For the rest you need more granular manual memory management, and defer is just a convenience in that case compared to C.

I can have graphs with pointers all over the place during the phase, I don't have to explain anything to a borrow checker, and it's safe as long as you are careful at the phase boundaries.

Note that I almost never have things that need to survive a phase boundary, so in practice the borrow checker is just a nuissance in my work.

There other use cases where this doesn't apply, so I'm not "anti borrow checker", but it's a tool, and I don't need it most of the time.

replies(1): >>43729779 #
1. Rusky ◴[18 Apr 25 16:51 UTC] No.43729779[source]
You can explain this sort of pattern to the borrow checker quite trivially: slap a single `'arena` lifetime on all the references that point to something in that arena. This pattern is used all over the place, including rustc itself.

(To be clear I agree that this is an easy pattern to write correctly without a borrow checker as well. It's just not a good example of something that's any harder to do in Rust, either.)

replies(1): >>43730454 #
2. francasso ◴[18 Apr 25 18:05 UTC] No.43730454[source]
I remember having multiple issues doing this in rust, but can't recall the details. Are you sure I would just be able to have whatever refs I want and use them without the borrow checker complaining about things that are actually perfectly safe? I don't remember that being the case.
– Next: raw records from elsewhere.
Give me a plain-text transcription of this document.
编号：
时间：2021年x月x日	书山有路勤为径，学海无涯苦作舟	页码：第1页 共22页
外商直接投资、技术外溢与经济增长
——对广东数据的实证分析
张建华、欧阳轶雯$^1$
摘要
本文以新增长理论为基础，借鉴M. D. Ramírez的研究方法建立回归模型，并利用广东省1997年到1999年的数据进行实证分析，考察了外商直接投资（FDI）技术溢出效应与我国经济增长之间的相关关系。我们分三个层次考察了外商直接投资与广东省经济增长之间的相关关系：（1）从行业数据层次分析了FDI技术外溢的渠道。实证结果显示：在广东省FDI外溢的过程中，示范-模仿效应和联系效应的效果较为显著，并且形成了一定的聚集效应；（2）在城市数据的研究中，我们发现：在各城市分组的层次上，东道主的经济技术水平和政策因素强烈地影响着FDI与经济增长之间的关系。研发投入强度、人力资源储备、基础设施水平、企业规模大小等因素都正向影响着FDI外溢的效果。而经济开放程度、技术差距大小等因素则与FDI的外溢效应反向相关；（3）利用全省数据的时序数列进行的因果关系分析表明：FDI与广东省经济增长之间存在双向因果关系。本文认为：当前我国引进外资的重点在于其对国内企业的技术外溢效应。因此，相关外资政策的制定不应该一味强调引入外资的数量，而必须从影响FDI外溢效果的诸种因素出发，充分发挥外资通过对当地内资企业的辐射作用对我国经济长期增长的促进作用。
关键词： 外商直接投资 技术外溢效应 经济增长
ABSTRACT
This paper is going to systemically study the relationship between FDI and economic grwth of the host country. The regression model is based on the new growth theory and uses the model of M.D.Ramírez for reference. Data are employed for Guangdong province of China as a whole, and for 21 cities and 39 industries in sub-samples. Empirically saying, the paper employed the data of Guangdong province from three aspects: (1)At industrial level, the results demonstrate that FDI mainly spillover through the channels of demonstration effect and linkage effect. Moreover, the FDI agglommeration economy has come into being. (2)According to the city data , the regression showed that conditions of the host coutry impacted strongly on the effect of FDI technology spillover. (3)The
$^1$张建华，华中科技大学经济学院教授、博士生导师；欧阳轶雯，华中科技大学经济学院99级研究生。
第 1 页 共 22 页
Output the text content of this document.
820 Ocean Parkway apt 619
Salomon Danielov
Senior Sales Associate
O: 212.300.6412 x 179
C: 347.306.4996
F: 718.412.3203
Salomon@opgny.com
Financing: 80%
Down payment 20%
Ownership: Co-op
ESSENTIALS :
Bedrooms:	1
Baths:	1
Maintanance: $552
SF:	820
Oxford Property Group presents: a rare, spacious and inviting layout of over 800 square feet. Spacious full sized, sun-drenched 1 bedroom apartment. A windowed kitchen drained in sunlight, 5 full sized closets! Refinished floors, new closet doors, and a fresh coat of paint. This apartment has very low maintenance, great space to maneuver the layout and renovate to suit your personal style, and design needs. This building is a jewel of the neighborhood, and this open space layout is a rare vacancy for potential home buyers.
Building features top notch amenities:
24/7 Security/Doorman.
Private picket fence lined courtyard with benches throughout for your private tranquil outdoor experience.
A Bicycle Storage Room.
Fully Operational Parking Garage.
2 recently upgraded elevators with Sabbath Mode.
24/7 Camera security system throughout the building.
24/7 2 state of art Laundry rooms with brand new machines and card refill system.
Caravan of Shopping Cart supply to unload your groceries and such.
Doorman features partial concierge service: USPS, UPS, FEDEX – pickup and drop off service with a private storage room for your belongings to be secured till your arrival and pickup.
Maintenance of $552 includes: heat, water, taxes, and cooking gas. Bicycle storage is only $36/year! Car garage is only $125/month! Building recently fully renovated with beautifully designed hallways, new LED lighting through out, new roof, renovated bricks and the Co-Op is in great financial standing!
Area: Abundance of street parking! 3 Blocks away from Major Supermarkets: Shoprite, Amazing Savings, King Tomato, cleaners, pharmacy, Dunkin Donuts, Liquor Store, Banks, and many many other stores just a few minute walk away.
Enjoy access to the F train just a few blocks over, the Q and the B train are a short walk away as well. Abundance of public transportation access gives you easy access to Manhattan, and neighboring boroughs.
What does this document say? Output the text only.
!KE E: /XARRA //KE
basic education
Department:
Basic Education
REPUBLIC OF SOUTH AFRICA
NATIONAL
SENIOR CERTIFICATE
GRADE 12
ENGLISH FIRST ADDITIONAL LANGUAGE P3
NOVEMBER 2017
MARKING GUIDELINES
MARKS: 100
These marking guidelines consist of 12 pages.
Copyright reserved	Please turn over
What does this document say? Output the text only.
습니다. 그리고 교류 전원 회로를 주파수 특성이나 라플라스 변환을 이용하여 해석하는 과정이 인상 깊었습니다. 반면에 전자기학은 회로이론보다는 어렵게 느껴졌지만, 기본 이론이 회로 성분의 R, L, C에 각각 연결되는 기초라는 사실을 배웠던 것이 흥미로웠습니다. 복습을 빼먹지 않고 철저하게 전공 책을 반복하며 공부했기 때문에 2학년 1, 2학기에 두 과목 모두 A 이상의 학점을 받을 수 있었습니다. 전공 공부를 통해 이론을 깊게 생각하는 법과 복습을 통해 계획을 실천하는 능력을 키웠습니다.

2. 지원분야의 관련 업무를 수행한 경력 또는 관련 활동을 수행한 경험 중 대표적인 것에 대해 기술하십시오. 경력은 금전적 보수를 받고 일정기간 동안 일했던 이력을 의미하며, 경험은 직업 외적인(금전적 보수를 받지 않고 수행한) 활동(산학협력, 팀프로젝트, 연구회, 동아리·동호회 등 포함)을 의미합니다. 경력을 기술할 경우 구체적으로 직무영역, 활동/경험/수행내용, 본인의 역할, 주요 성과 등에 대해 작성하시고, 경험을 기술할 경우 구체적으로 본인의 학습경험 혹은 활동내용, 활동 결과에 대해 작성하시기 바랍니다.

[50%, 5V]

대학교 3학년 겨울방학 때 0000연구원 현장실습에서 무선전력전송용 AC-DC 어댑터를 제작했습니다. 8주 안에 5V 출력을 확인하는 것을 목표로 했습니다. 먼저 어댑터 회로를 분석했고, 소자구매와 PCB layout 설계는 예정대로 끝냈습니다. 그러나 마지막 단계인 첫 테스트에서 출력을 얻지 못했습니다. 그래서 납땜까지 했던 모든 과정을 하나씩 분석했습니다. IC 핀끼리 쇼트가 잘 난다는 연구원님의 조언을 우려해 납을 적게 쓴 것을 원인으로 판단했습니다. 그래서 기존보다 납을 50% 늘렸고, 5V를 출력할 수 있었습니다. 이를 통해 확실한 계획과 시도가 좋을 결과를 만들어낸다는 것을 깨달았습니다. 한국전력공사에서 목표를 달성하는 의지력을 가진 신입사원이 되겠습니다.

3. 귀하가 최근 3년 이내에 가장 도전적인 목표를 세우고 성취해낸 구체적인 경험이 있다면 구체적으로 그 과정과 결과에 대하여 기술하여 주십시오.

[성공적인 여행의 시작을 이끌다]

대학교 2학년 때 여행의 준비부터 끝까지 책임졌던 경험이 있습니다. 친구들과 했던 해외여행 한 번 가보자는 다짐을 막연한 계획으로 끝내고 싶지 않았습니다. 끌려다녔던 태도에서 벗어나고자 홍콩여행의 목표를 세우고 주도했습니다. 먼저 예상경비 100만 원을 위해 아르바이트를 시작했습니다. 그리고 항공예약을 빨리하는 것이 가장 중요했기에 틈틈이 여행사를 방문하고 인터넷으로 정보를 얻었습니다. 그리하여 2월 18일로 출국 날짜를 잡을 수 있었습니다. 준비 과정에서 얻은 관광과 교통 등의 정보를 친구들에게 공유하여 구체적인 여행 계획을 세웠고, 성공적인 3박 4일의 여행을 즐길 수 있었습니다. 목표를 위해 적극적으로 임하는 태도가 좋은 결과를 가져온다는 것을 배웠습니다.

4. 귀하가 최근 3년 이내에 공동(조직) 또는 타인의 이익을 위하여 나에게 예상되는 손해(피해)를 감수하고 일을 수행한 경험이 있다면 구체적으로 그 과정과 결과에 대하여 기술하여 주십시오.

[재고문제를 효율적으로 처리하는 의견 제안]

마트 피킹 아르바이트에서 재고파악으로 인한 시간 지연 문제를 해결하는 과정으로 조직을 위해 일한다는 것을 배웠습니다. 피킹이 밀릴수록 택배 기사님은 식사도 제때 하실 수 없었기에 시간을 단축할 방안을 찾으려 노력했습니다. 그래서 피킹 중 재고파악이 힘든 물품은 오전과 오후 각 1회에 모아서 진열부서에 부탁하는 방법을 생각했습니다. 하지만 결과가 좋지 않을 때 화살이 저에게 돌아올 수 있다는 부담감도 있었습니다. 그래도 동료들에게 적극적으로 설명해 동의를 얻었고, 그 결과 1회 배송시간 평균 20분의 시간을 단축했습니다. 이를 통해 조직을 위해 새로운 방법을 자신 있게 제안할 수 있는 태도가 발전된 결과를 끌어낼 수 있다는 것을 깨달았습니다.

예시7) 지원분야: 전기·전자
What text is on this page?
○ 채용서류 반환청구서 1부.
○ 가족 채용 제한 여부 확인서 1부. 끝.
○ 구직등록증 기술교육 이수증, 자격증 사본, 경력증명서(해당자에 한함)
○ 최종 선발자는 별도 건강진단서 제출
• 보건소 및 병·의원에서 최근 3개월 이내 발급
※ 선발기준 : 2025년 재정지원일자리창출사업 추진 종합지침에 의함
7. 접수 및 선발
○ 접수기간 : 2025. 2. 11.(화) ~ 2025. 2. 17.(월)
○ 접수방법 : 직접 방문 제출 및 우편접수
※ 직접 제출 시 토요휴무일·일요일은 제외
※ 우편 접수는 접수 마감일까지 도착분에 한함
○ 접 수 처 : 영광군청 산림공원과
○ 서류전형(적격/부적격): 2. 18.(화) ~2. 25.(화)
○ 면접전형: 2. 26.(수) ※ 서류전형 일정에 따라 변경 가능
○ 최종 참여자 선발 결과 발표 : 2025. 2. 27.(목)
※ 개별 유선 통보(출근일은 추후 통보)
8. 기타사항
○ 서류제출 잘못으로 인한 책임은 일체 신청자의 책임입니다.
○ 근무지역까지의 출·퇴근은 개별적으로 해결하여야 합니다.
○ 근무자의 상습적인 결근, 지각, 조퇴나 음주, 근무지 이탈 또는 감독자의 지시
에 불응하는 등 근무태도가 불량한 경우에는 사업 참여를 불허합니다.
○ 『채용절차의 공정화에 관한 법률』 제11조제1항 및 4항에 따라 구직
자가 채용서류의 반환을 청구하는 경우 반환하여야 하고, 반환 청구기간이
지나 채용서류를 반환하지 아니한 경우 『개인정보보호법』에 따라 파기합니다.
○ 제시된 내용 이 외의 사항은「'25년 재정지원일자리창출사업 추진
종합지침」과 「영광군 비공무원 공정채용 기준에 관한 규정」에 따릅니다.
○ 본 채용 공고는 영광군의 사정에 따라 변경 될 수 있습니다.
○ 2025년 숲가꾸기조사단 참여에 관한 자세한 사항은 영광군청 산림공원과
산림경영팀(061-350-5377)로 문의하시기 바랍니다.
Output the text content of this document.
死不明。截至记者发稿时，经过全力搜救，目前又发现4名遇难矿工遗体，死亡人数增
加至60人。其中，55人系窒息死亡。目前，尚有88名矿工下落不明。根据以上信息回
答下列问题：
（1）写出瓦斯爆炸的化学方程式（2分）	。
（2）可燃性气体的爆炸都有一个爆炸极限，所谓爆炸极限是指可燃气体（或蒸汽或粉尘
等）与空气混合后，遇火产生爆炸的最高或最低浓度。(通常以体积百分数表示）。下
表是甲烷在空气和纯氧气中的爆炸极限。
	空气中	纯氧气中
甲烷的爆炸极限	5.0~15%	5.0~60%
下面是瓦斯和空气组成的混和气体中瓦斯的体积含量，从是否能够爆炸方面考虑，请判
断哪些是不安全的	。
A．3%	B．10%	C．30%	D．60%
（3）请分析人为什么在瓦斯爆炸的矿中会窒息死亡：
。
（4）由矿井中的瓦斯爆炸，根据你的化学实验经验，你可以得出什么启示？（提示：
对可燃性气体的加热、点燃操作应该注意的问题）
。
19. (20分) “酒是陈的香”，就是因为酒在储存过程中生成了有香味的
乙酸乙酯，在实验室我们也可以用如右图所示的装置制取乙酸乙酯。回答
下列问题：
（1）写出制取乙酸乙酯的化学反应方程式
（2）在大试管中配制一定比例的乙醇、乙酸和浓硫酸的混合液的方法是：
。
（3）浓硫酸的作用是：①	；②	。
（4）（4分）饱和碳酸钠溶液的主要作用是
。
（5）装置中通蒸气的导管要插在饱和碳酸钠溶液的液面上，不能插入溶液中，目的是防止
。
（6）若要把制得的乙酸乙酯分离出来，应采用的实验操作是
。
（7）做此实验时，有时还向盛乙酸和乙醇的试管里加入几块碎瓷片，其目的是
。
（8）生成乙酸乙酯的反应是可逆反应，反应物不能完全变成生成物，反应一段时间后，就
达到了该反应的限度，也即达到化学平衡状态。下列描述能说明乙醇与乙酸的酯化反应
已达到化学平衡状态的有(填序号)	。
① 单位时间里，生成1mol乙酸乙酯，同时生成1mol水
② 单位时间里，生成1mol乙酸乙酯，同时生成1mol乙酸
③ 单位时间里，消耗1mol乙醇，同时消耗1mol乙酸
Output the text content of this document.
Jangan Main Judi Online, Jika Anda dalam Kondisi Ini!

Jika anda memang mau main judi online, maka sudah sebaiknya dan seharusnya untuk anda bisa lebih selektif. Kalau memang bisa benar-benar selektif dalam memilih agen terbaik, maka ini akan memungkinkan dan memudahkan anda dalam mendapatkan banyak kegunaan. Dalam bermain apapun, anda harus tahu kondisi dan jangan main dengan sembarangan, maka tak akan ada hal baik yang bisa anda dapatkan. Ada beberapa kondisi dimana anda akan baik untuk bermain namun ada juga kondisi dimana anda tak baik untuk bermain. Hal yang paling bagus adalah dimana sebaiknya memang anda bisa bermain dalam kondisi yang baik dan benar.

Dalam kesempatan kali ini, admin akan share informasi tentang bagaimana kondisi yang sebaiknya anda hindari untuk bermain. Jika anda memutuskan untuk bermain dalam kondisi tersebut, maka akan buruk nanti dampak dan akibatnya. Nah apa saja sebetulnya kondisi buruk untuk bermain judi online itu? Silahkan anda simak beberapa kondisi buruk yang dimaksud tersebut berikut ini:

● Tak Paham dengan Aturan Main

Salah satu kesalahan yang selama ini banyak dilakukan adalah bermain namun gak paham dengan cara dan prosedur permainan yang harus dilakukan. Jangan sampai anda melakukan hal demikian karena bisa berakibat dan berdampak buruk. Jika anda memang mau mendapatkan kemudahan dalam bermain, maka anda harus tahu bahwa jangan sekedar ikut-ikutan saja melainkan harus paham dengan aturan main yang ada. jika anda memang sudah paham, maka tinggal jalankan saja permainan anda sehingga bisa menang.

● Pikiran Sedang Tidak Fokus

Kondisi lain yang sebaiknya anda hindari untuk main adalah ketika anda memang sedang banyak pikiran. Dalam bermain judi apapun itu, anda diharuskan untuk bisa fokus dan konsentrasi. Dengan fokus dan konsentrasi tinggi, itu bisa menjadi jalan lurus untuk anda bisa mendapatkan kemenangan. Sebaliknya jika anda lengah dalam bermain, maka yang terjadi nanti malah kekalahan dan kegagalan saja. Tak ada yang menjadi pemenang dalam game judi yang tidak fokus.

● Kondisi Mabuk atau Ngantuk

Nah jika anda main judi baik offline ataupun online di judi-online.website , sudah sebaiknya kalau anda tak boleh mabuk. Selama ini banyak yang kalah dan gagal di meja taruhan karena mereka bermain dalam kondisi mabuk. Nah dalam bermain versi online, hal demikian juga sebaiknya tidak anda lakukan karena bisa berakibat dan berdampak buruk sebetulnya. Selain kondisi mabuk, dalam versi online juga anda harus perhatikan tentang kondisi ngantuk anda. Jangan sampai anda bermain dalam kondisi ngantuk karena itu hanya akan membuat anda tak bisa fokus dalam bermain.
Edit: reading wavemode comment above "Namely, in Rust it is undefined behavior for multiple mutable references to the same data to exist, ever. And it is also not enough for your program to not create multiple mut - the compiler also has to be able to prove that it can't." that I think was at least one of the problems I had.

replies(2): >>43730563 #>>43731673 #
3. steveklabnik ◴[18 Apr 25 18:18 UTC] No.43730563[source]
The main issue with using arenas in Rust right now is that the standard library collections use the still-unstable allocator API, so you cannot use those with them. However, this is a systems language, so you can use whatever you want for your own data structures.

> reading wavemode comment above

This is true for `&mut T` but that isn't directly related to arenas. Furthermore, you can have multiple mutable aliased references, but you need to not use `&mut T` while doing so: you can take advantage of some form of internal mutability and use `&T`, for example. What is needed depends on the circumstances.

4. Rusky ◴[18 Apr 25 20:38 UTC] No.43731673[source]
wavemode's comment only applies to `&mut T`. You do not have to use `&mut T` to form the reference graph in your arena, which indeed would be unlikely to work out.